Increased genomic instability following treatment with direct acting anti-hepatitis C virus drugs.

Citation:
Hegazy, M. T., W. R. Allam, M. A. Hussein, N. Zoheir, L. Quartuccio, S. F. El-Khamisy, and G. Ragab, "Increased genomic instability following treatment with direct acting anti-hepatitis C virus drugs.", EBioMedicine, vol. 35, pp. 106-113, 2018 Sep.

Abstract:

Mixed Cryoglobulinemic Vasculitis (MCV) is a prominent extra-hepatic manifestation of Hepatitis C virus (HCV) infection. HCV has been reported to cause B-cell disorders and genomic instability. Here, we investigated B-cell activation and genome stability in HCV-MCV patients receiving the direct antiviral agent, Sofosbuvir, at multiple centers in Egypt.
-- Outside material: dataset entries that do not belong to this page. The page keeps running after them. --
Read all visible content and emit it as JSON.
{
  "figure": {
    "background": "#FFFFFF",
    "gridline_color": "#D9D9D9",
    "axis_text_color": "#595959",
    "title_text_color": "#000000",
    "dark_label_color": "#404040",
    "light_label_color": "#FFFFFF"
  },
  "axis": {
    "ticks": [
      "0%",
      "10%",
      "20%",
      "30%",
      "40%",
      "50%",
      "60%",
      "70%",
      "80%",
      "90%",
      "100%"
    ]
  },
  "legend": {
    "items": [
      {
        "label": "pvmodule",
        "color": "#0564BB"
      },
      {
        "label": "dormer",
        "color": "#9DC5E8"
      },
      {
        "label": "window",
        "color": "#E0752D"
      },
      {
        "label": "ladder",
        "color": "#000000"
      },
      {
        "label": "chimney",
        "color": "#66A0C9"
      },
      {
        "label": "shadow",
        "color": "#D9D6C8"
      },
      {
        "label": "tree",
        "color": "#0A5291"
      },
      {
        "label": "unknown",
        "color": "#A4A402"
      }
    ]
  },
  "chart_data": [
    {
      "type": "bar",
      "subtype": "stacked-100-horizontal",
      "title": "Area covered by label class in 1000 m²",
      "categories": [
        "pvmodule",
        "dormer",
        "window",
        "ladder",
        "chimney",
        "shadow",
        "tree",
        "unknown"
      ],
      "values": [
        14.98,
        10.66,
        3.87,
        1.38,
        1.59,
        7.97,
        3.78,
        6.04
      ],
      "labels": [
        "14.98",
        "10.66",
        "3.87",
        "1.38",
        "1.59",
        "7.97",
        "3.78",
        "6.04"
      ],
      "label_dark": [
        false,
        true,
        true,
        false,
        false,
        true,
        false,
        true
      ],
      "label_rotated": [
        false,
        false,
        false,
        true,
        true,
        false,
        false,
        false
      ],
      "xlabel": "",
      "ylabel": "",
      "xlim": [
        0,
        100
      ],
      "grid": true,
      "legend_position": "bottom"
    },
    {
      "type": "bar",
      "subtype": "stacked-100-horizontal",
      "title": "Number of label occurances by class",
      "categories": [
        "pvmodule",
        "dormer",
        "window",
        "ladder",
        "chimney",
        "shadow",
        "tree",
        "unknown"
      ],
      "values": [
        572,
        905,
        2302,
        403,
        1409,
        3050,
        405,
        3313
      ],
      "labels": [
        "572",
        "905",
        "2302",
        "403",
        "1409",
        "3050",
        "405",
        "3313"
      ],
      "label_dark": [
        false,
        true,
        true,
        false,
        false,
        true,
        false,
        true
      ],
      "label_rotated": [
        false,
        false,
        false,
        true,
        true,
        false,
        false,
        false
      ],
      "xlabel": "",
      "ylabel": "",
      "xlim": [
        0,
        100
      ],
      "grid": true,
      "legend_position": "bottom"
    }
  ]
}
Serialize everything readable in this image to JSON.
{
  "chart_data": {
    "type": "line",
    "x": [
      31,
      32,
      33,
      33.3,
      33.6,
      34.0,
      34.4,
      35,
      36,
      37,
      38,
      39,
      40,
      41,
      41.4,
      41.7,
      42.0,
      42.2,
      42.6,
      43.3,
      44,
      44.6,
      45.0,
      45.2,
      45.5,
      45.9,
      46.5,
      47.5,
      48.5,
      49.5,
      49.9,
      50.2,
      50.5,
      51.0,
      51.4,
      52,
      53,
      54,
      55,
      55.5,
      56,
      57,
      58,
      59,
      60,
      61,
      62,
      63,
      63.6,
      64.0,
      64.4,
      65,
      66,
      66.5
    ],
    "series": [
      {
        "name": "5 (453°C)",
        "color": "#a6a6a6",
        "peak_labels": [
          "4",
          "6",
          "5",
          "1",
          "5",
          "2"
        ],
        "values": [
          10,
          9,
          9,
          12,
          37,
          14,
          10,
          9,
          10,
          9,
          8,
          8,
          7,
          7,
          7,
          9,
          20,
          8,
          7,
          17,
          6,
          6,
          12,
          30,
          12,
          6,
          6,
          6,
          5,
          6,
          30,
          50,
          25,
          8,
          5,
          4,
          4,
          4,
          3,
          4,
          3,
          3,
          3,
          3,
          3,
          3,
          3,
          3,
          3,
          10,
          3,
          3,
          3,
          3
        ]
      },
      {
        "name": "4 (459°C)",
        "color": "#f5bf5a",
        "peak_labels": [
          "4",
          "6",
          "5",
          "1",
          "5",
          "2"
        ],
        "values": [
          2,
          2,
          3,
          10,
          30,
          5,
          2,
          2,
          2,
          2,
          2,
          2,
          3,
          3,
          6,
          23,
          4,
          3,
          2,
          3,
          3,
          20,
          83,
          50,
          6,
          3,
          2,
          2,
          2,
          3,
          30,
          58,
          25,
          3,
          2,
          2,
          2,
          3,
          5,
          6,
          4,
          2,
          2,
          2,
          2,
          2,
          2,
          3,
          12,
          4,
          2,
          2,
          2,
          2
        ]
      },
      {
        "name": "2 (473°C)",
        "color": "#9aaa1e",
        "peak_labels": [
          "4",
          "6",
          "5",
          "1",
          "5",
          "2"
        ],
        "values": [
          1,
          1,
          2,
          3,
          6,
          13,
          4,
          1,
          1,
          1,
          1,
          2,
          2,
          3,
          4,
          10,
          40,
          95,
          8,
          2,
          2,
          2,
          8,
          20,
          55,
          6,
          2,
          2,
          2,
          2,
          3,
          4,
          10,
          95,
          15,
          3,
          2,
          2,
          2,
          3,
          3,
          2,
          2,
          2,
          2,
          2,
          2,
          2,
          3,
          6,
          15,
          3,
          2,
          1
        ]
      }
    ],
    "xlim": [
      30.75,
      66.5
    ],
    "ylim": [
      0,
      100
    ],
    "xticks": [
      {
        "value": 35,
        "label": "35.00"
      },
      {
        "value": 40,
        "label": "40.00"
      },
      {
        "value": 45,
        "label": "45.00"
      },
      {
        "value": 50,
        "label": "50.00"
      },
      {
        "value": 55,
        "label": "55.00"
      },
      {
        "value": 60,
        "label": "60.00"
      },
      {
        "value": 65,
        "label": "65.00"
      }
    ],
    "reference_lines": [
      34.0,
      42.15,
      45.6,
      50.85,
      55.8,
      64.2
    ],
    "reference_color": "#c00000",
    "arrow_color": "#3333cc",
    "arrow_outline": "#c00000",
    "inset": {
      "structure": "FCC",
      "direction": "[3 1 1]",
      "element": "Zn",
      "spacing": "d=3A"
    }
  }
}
Clinical manifestations in HCV-MCV patients were improved at the end of treatment (EOT), such as purpura (100%), articular manifestations (75%) and neuropathy (68%). Eighteen patients (56%) showed vasculitis relapse after EOT. BAFF and APRIL were higher at EOT and continued to increase one year following treatment onset. Chromosomal breaks were elevated at EOT compared to baseline levels and were sustained at 3 and 6 months post treatment. We report increased expression of DNA genome stability transcripts such as topoisomerase 1 and TDP1 in HCV-MCV patients after treatment, which continued to increase at 12 months from treatment onset. This data suggest that B-cell activation and DNA damage are important determinants of HCV-MCV treatment outcomes.